This paper presents findings from a qualitative study of how nonprofit social service made sense of the absence and anticipated return of international volunteers amid the rollout of COVID-19 vaccinations and the lifting of international travel restrictions. Like many nongovernmental aid organizations (cite), migrant shelters throughout Mexico that provide humanitarian aid to people migrating through the country—generally from Central America—depend on domestic and international volunteers for both financial support and day-to-day operations. Prior research demonstrates that international volunteers bring capital, legitimacy, and protection. However, international volunteerism—which generally involves people traveling from the global north to less privileged communities in the global south—can also replicate neocolonial dynamics, particularly given the tendency for volunteers from the global north to embody expertise (Redfield, 2012). Migrant shelters offer a valuable vantage point for studying these tensions amid the anticipated return of distinct forms of mobility: international volunteers arriving from the global north and record-breaking numbers of migrants arriving from farther south. This study examines how aid workers made sense of these tensions amid the unprecedented decrease in the flow of both volunteers and migrants and their anticipated return.
Methods
The paper presents results from an ethnographic study of aid work at a humanitarian migrant shelter in central Mexico in July of 2021, as the lifting of international travel restrictions and the rollout of COVID-19 vaccinations allowed for the return of international volunteers. Data collection involved 150 hours of participant observation, as well as semi-structured interviews with aid workers (n=15) and migrants accessing the shelter (n=34). Data analysis involved thematic and narrative analysis of fieldnotes and interview transcriptions, including inductive and deductive approaches to identifying emergent themes, developing preliminary codes, and refining them.
Results
Aid workers interviewed for this study explained that, prior to the pandemic, their work often consisted of stewarding generally scarce resources that flowed through the organization from volunteers to migrants. When the flow of volunteers stopped abruptly, they recognized both the shelters’ ability to make do without international volunteer support and relief from the “neediness” of volunteers, who often require substantial training, supervision, and administrative labor. This paper argues that shelter workers reconceptualized the anticipated return of international volunteers, including the author, in terms of “mobility privilege,” where volunteers, in addition to migrants, must demonstrate deservingness. Ultimately, aid workers described this shift as part of a broader effort to reconceptualize humanitarian ethics from a politics of aid to one of collaboration.

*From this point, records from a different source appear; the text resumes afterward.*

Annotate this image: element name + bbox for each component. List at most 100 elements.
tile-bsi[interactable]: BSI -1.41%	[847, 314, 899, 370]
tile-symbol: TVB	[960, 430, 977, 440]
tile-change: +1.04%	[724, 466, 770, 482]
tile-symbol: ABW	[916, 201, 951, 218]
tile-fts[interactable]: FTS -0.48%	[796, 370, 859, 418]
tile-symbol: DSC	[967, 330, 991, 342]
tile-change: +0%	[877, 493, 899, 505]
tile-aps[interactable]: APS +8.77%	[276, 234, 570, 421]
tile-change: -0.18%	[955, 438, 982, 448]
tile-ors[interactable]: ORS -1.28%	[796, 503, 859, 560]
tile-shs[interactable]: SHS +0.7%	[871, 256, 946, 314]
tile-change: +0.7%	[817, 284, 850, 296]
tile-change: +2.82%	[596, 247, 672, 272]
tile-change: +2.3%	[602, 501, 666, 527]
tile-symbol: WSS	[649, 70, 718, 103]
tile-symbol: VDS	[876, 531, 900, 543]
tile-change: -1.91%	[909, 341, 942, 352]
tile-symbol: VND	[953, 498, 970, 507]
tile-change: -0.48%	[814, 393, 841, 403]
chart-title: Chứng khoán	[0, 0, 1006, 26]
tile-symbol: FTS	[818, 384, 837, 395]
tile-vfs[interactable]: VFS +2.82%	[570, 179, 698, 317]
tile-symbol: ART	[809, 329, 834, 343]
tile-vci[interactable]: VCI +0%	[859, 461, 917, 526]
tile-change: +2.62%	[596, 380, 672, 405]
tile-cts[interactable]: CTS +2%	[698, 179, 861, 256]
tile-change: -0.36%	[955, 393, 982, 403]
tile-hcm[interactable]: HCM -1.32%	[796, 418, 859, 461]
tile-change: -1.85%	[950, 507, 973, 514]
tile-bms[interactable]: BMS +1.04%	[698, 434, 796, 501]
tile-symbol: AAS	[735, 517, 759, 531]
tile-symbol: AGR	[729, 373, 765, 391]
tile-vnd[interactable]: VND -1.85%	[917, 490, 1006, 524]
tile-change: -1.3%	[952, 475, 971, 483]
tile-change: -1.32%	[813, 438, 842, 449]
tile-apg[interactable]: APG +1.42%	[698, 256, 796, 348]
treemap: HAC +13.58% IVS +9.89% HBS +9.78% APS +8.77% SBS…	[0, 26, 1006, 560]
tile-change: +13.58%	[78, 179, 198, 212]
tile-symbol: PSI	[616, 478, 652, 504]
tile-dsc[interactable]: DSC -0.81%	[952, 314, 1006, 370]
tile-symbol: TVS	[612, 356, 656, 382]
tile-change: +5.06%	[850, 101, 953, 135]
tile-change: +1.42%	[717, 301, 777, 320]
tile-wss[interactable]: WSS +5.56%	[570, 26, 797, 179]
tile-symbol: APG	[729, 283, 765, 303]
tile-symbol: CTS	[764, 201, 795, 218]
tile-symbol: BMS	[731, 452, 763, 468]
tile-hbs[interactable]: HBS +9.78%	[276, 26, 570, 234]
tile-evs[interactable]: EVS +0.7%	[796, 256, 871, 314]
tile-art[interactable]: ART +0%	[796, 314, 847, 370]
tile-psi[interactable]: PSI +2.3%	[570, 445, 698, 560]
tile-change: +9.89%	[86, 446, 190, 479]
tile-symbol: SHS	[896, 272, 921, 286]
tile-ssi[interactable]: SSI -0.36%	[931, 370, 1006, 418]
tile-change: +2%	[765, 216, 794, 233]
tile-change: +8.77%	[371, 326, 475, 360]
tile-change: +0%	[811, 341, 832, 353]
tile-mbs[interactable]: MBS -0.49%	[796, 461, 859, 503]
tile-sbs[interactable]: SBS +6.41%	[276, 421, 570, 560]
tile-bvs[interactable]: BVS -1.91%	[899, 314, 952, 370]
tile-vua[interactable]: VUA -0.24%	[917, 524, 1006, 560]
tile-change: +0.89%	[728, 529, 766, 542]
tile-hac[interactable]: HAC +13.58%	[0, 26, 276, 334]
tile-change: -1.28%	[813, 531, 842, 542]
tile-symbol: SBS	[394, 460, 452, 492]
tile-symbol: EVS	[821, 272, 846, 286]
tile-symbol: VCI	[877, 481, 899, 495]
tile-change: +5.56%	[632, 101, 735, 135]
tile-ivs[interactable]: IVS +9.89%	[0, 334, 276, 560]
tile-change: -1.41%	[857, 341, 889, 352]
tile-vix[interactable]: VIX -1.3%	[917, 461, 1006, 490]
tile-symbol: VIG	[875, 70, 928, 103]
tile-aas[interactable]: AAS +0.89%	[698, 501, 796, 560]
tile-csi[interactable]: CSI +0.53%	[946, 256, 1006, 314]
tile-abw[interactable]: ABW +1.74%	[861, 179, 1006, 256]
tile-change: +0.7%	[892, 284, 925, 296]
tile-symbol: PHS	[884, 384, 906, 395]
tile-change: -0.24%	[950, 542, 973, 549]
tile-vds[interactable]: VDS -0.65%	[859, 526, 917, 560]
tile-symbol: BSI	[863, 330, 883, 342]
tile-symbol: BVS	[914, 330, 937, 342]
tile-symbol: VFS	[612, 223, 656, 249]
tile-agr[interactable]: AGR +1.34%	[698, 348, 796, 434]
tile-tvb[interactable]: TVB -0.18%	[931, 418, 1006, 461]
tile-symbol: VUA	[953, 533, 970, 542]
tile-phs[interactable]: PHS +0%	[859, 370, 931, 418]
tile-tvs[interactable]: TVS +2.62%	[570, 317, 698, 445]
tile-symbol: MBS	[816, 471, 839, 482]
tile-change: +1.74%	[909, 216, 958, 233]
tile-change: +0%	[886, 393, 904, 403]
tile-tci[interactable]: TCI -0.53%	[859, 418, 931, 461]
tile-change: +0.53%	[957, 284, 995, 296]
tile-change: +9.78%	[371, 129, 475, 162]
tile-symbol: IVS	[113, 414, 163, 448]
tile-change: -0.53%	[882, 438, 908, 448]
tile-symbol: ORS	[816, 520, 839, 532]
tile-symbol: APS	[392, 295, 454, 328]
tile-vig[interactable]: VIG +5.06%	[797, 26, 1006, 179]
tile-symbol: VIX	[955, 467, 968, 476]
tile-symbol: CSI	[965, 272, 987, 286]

Conclusions and Implications
By demonstrating how shelter workers reframed conceptualized pandemic-related travel restrictions in terms of “mobility privilege,” this study provides insight into how crisis moments as opportunities to reassemble organizational inequalities. These findings align with critical scholarship on how differentiating between allyship and accomplish can reimagine how privilege is recognized and mobilized in human service work.